ドライバーでドローボールを打とうとしてインサイドアウト軌道に振ってはみるものの、なかなかうまくいかず右へのプッシュアウトや左へのチーピンのミスも多いはず。そこでプロゴルファーでTPIレベル3、タイトリストフィッティングスペシャリスト、トラックマンマスターという3つの肩書きをもつ三刀流プロ・小島慶太にトラックマンを使って試打し、データを解読。ドローボールのメカニズムと打ち方のポイントを教えてもらった。

「右に打ち出されて真ん中に戻ってくるドローボール。この弾道を生む条件は、まず打ち出し方向(ランチディレクション)が右になることです。そのためにはフェースの向きと振っていく方向がともに右を向いてインパクトを迎える必要あります。そして右に打ち出したボールが真ん中に戻るためには、フェースの向きと振っていく方向(クラブ軌道)との差が必要になります。つまり2つが右を向いていながら振っていく方向(インサイドアウト軌道)よりもフェースの向きが閉じている必要があります(センターインパクト時)」(小島慶太プロ、以下同)

トラックマンの数値を見るとフェース向きは2.9度右向き、クラブ軌道は4.3度右に向き、その差1.4度(フェーストゥパス)が確認できる。
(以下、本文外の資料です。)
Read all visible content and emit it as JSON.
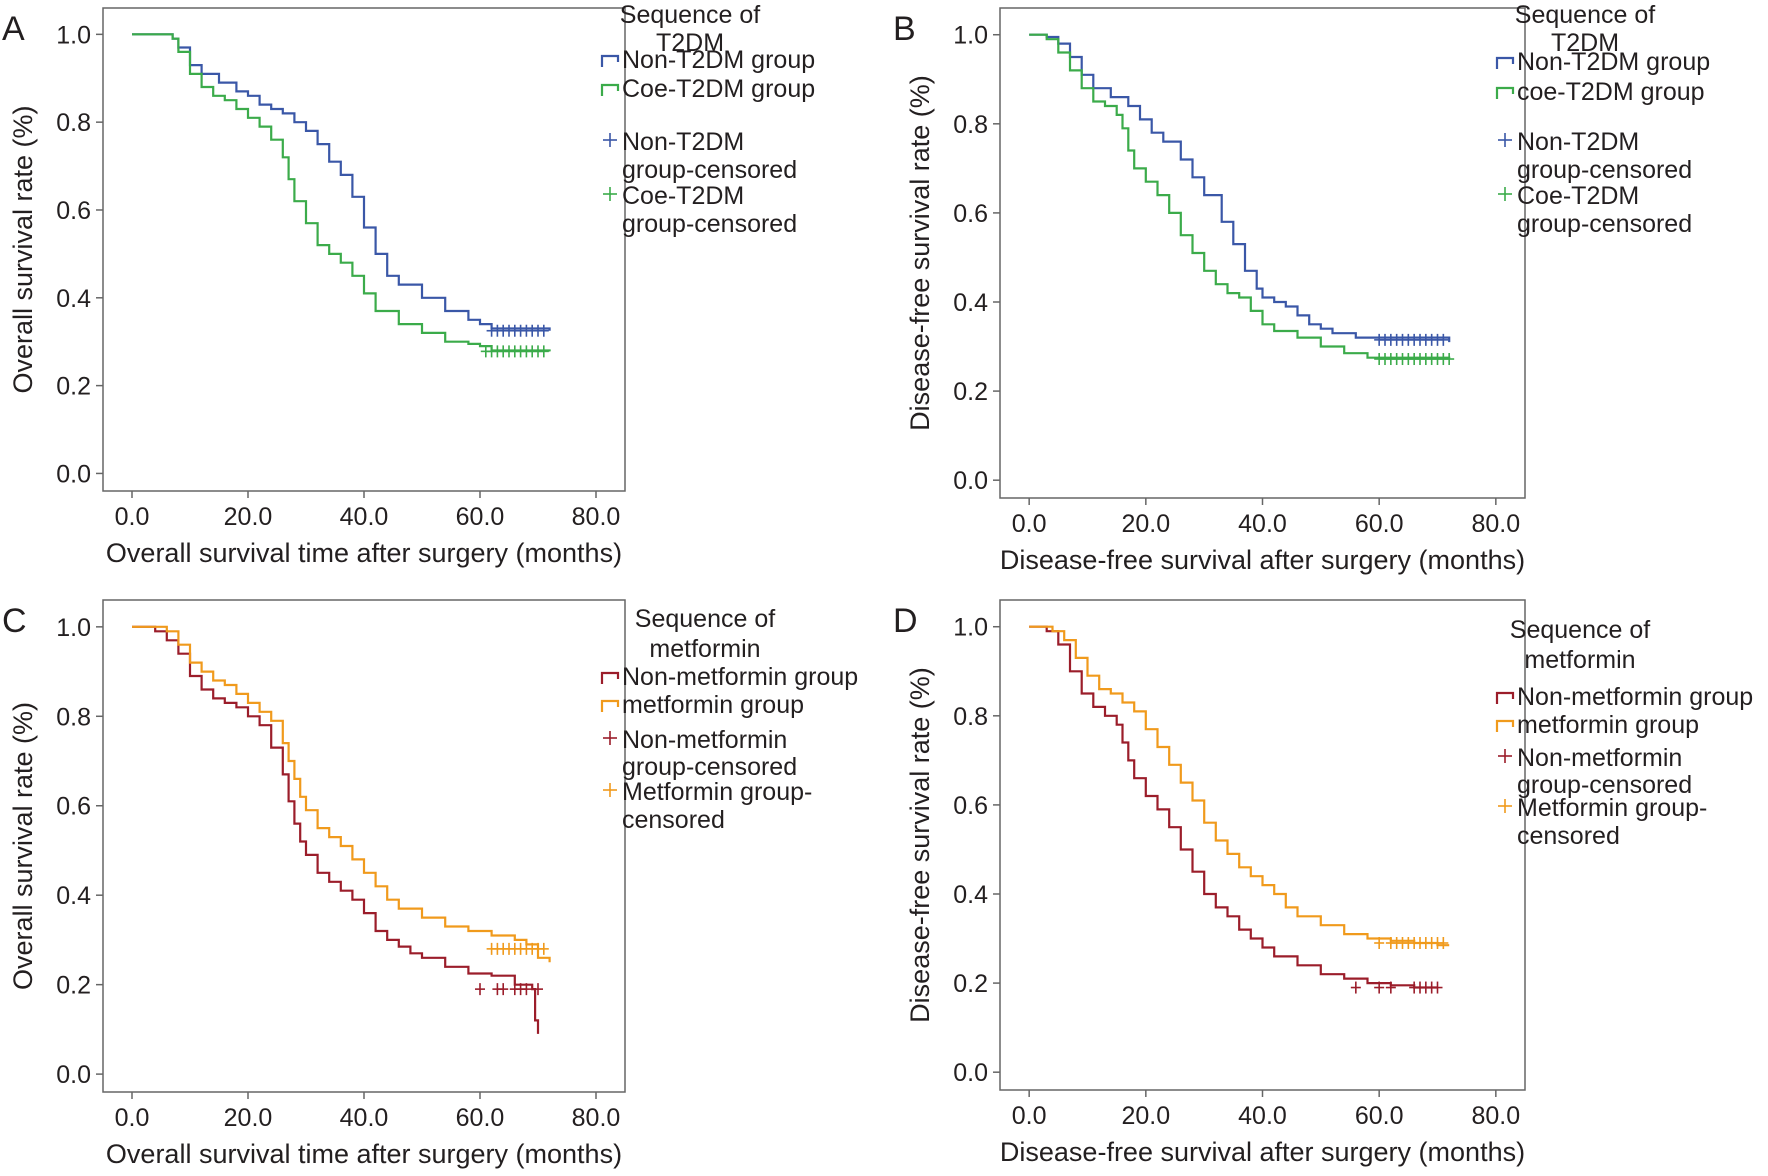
{
  "chart_data": [
    {
      "panel": "A",
      "type": "line",
      "xlabel": "Overall survival time after surgery (months)",
      "ylabel": "Overall survival rate (%)",
      "xlim": [
        -5,
        85
      ],
      "ylim": [
        -0.04,
        1.06
      ],
      "xticks": [
        "0.0",
        "20.0",
        "40.0",
        "60.0",
        "80.0"
      ],
      "yticks": [
        "0.0",
        "0.2",
        "0.4",
        "0.6",
        "0.8",
        "1.0"
      ],
      "legend_placement": "outside-right",
      "legend_title": [
        "Sequence of",
        "T2DM"
      ],
      "legend": [
        {
          "kind": "line",
          "series": 0,
          "text": [
            "Non-T2DM group"
          ]
        },
        {
          "kind": "line",
          "series": 1,
          "text": [
            "Coe-T2DM group"
          ]
        },
        {
          "kind": "censor",
          "series": 0,
          "text": [
            "Non-T2DM",
            "group-censored"
          ]
        },
        {
          "kind": "censor",
          "series": 1,
          "text": [
            "Coe-T2DM",
            "group-censored"
          ]
        }
      ],
      "series": [
        {
          "name": "Non-T2DM group",
          "color": "#3a57a7",
          "x": [
            0,
            7,
            8,
            10,
            12,
            15,
            18,
            20,
            22,
            24,
            26,
            28,
            30,
            32,
            34,
            36,
            38,
            40,
            42,
            44,
            46,
            50,
            54,
            58,
            60,
            62,
            72
          ],
          "y": [
            1.0,
            0.99,
            0.97,
            0.93,
            0.91,
            0.89,
            0.87,
            0.86,
            0.84,
            0.83,
            0.82,
            0.8,
            0.78,
            0.75,
            0.71,
            0.68,
            0.63,
            0.56,
            0.5,
            0.45,
            0.43,
            0.4,
            0.37,
            0.35,
            0.34,
            0.33,
            0.325
          ],
          "censored_x": [
            62,
            63,
            64,
            65,
            66,
            67,
            68,
            69,
            70,
            71
          ],
          "censored_y": 0.325
        },
        {
          "name": "Coe-T2DM group",
          "color": "#3bab4a",
          "x": [
            0,
            7,
            8,
            10,
            12,
            14,
            16,
            18,
            20,
            22,
            24,
            26,
            27,
            28,
            30,
            32,
            34,
            36,
            38,
            40,
            42,
            46,
            50,
            54,
            58,
            60,
            62,
            72
          ],
          "y": [
            1.0,
            0.99,
            0.96,
            0.91,
            0.88,
            0.86,
            0.85,
            0.83,
            0.81,
            0.79,
            0.76,
            0.72,
            0.67,
            0.62,
            0.57,
            0.52,
            0.5,
            0.48,
            0.45,
            0.41,
            0.37,
            0.34,
            0.32,
            0.3,
            0.295,
            0.29,
            0.28,
            0.278
          ],
          "censored_x": [
            61,
            62,
            63,
            64,
            65,
            66,
            67,
            68,
            69,
            70,
            71
          ],
          "censored_y": 0.278
        }
      ]
    },
    {
      "panel": "B",
      "type": "line",
      "xlabel": "Disease-free survival after surgery (months)",
      "ylabel": "Disease-free survival rate (%)",
      "xlim": [
        -5,
        85
      ],
      "ylim": [
        -0.04,
        1.06
      ],
      "xticks": [
        "0.0",
        "20.0",
        "40.0",
        "60.0",
        "80.0"
      ],
      "yticks": [
        "0.0",
        "0.2",
        "0.4",
        "0.6",
        "0.8",
        "1.0"
      ],
      "legend_placement": "outside-right",
      "legend_title": [
        "Sequence of",
        "T2DM"
      ],
      "legend": [
        {
          "kind": "line",
          "series": 0,
          "text": [
            "Non-T2DM group"
          ]
        },
        {
          "kind": "line",
          "series": 1,
          "text": [
            "coe-T2DM group"
          ]
        },
        {
          "kind": "censor",
          "series": 0,
          "text": [
            "Non-T2DM",
            "group-censored"
          ]
        },
        {
          "kind": "censor",
          "series": 1,
          "text": [
            "Coe-T2DM",
            "group-censored"
          ]
        }
      ],
      "series": [
        {
          "name": "Non-T2DM group",
          "color": "#3a57a7",
          "x": [
            0,
            3,
            5,
            7,
            9,
            11,
            14,
            17,
            19,
            21,
            23,
            26,
            28,
            30,
            33,
            35,
            37,
            39,
            40,
            42,
            44,
            46,
            48,
            50,
            52,
            56,
            60,
            72
          ],
          "y": [
            1.0,
            0.995,
            0.98,
            0.95,
            0.91,
            0.88,
            0.86,
            0.84,
            0.81,
            0.78,
            0.76,
            0.72,
            0.68,
            0.64,
            0.58,
            0.53,
            0.47,
            0.43,
            0.41,
            0.4,
            0.39,
            0.37,
            0.35,
            0.34,
            0.33,
            0.32,
            0.32,
            0.31
          ],
          "censored_x": [
            60,
            61,
            62,
            63,
            64,
            65,
            66,
            67,
            68,
            69,
            70,
            71
          ],
          "censored_y": 0.315
        },
        {
          "name": "coe-T2DM group",
          "color": "#3bab4a",
          "x": [
            0,
            3,
            5,
            7,
            9,
            11,
            13,
            15,
            16,
            17,
            18,
            20,
            22,
            24,
            26,
            28,
            30,
            32,
            34,
            36,
            38,
            40,
            42,
            46,
            50,
            54,
            58,
            72
          ],
          "y": [
            1.0,
            0.99,
            0.96,
            0.92,
            0.88,
            0.85,
            0.84,
            0.82,
            0.79,
            0.74,
            0.7,
            0.67,
            0.64,
            0.6,
            0.55,
            0.51,
            0.47,
            0.44,
            0.42,
            0.41,
            0.38,
            0.35,
            0.335,
            0.32,
            0.3,
            0.285,
            0.275,
            0.272
          ],
          "censored_x": [
            60,
            61,
            62,
            63,
            64,
            65,
            66,
            67,
            68,
            69,
            70,
            71,
            72
          ],
          "censored_y": 0.272
        }
      ]
    },
    {
      "panel": "C",
      "type": "line",
      "xlabel": "Overall survival time after surgery (months)",
      "ylabel": "Overall survival rate (%)",
      "xlim": [
        -5,
        85
      ],
      "ylim": [
        -0.04,
        1.06
      ],
      "xticks": [
        "0.0",
        "20.0",
        "40.0",
        "60.0",
        "80.0"
      ],
      "yticks": [
        "0.0",
        "0.2",
        "0.4",
        "0.6",
        "0.8",
        "1.0"
      ],
      "legend_placement": "outside-right",
      "legend_title": [
        "Sequence of",
        "metformin"
      ],
      "legend": [
        {
          "kind": "line",
          "series": 0,
          "text": [
            "Non-metformin group"
          ]
        },
        {
          "kind": "line",
          "series": 1,
          "text": [
            "metformin group"
          ]
        },
        {
          "kind": "censor",
          "series": 0,
          "text": [
            "Non-metformin",
            "group-censored"
          ]
        },
        {
          "kind": "censor",
          "series": 1,
          "text": [
            "Metformin group-",
            "censored"
          ]
        }
      ],
      "series": [
        {
          "name": "Non-metformin group",
          "color": "#9b1d2a",
          "x": [
            0,
            4,
            6,
            8,
            10,
            12,
            14,
            16,
            18,
            20,
            22,
            24,
            26,
            27,
            28,
            29,
            30,
            32,
            34,
            36,
            38,
            40,
            42,
            44,
            46,
            48,
            50,
            54,
            58,
            62,
            66,
            69,
            69.5,
            70
          ],
          "y": [
            1.0,
            0.99,
            0.97,
            0.94,
            0.89,
            0.86,
            0.84,
            0.83,
            0.82,
            0.8,
            0.78,
            0.73,
            0.67,
            0.61,
            0.56,
            0.52,
            0.49,
            0.45,
            0.43,
            0.41,
            0.39,
            0.36,
            0.32,
            0.3,
            0.285,
            0.27,
            0.26,
            0.24,
            0.225,
            0.22,
            0.2,
            0.19,
            0.12,
            0.09
          ],
          "censored_x": [
            60,
            63,
            64,
            66,
            67,
            68,
            70
          ],
          "censored_y": 0.19
        },
        {
          "name": "metformin group",
          "color": "#f09a1c",
          "x": [
            0,
            6,
            8,
            10,
            12,
            14,
            16,
            18,
            20,
            22,
            24,
            26,
            27,
            28,
            29,
            30,
            32,
            34,
            36,
            38,
            40,
            42,
            44,
            46,
            50,
            54,
            58,
            62,
            66,
            68,
            70,
            72
          ],
          "y": [
            1.0,
            0.99,
            0.96,
            0.92,
            0.9,
            0.88,
            0.87,
            0.85,
            0.83,
            0.81,
            0.79,
            0.74,
            0.7,
            0.66,
            0.62,
            0.59,
            0.55,
            0.53,
            0.51,
            0.48,
            0.45,
            0.42,
            0.39,
            0.37,
            0.35,
            0.33,
            0.32,
            0.31,
            0.3,
            0.29,
            0.26,
            0.25
          ],
          "censored_x": [
            62,
            63,
            64,
            65,
            66,
            67,
            68,
            69,
            70,
            71
          ],
          "censored_y": 0.28
        }
      ]
    },
    {
      "panel": "D",
      "type": "line",
      "xlabel": "Disease-free survival after surgery (months)",
      "ylabel": "Disease-free survival rate (%)",
      "xlim": [
        -5,
        85
      ],
      "ylim": [
        -0.04,
        1.06
      ],
      "xticks": [
        "0.0",
        "20.0",
        "40.0",
        "60.0",
        "80.0"
      ],
      "yticks": [
        "0.0",
        "0.2",
        "0.4",
        "0.6",
        "0.8",
        "1.0"
      ],
      "legend_placement": "outside-right",
      "legend_title": [
        "Sequence of",
        "metformin"
      ],
      "legend": [
        {
          "kind": "line",
          "series": 0,
          "text": [
            "Non-metformin group"
          ]
        },
        {
          "kind": "line",
          "series": 1,
          "text": [
            "metformin group"
          ]
        },
        {
          "kind": "censor",
          "series": 0,
          "text": [
            "Non-metformin",
            "group-censored"
          ]
        },
        {
          "kind": "censor",
          "series": 1,
          "text": [
            "Metformin group-",
            "censored"
          ]
        }
      ],
      "series": [
        {
          "name": "Non-metformin group",
          "color": "#9b1d2a",
          "x": [
            0,
            3,
            5,
            7,
            9,
            11,
            13,
            15,
            16,
            17,
            18,
            20,
            22,
            24,
            26,
            28,
            30,
            32,
            34,
            36,
            38,
            40,
            42,
            46,
            50,
            54,
            58,
            62,
            66,
            70
          ],
          "y": [
            1.0,
            0.99,
            0.96,
            0.9,
            0.85,
            0.82,
            0.8,
            0.78,
            0.74,
            0.7,
            0.66,
            0.62,
            0.59,
            0.55,
            0.5,
            0.45,
            0.4,
            0.37,
            0.35,
            0.32,
            0.3,
            0.28,
            0.26,
            0.24,
            0.22,
            0.21,
            0.2,
            0.195,
            0.19,
            0.19
          ],
          "censored_x": [
            56,
            60,
            62,
            66,
            67,
            68,
            69,
            70
          ],
          "censored_y": 0.19
        },
        {
          "name": "metformin group",
          "color": "#f09a1c",
          "x": [
            0,
            4,
            6,
            8,
            10,
            12,
            14,
            16,
            18,
            20,
            22,
            24,
            26,
            28,
            30,
            32,
            34,
            36,
            38,
            40,
            42,
            44,
            46,
            50,
            54,
            58,
            62,
            66,
            70,
            72
          ],
          "y": [
            1.0,
            0.99,
            0.97,
            0.93,
            0.89,
            0.86,
            0.85,
            0.83,
            0.81,
            0.77,
            0.73,
            0.69,
            0.65,
            0.61,
            0.56,
            0.52,
            0.49,
            0.46,
            0.44,
            0.42,
            0.4,
            0.37,
            0.35,
            0.33,
            0.31,
            0.3,
            0.295,
            0.29,
            0.285,
            0.285
          ],
          "censored_x": [
            60,
            62,
            63,
            64,
            65,
            66,
            67,
            68,
            69,
            70,
            71
          ],
          "censored_y": 0.29
        }
      ]
    }
  ]
}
この1.4度の差がボールのスピン軸を左に傾ける役割をするため、真ん中へと戻ってくる弾道を生んでいる。

「間違いやすいのは、ターゲットに対してどの方向に振るかではなく、フェースの向きに対してどの方向に振るかが重要となります」

そして、もうひとつ注目すべきはデータで「8.1度」と表示されているスウィング面の方向(スウィングダイレクション)だ。

ドライバーの場合、ティーアップして打つため、軌道の最下点を過ぎてアッパーに打つと効率的な弾道になる。「アッパー軌道=インサイドアウト」のように思われているが、スウィングは円運動なので、最下点の右側では軌道はインサイドアウトになっているが、最下点を過ぎるとじつは軌道がアウトサイドインに変わっている。

そのため、データのようにスウィング全体の面を8.1度右に向けることで、5.5度のアッパー軌道で打っても4.3度のインサイドアウト軌道でインパクトを迎えられ、その結果ドローボールが打てているというわけだ。

計測した数値は、ヘッドスピードの速い遅いにかかわらず、ドローボールを打つ際の理想的な数値だと小島プロはいう。もちろんプレーヤーにとっての再現性は人それぞれではあるが、もっと大きな曲がりのドローボールを打つためには6度や7度のインサイドアウト軌道にフェース向きも4度や5度といった大きな数値になるが、ミスした際の曲がり幅や右へのプッシュアウトする確率も増えることだろう。

ドライバーでドローボール打つ際のポイントを教えてもらった。

「ドライバーでドローボールを打つためにはアッパー軌道で打ちたいのでアイアンよりも少し右に振る(インサイドアウト)意識は必要になります。しかし、右に振ろうとしてクラブを寝かして体が伸び上がりヘッドが落ちてしまうのはNGです」

インサイドからクラブを下ろしてくる際に前傾角を保つ意識を持つことが大切だと小島プロ。腰が前に出て伸びあがると右へのプッシュアウトや左へのチーピンのミスが出てしまうから要注意だ。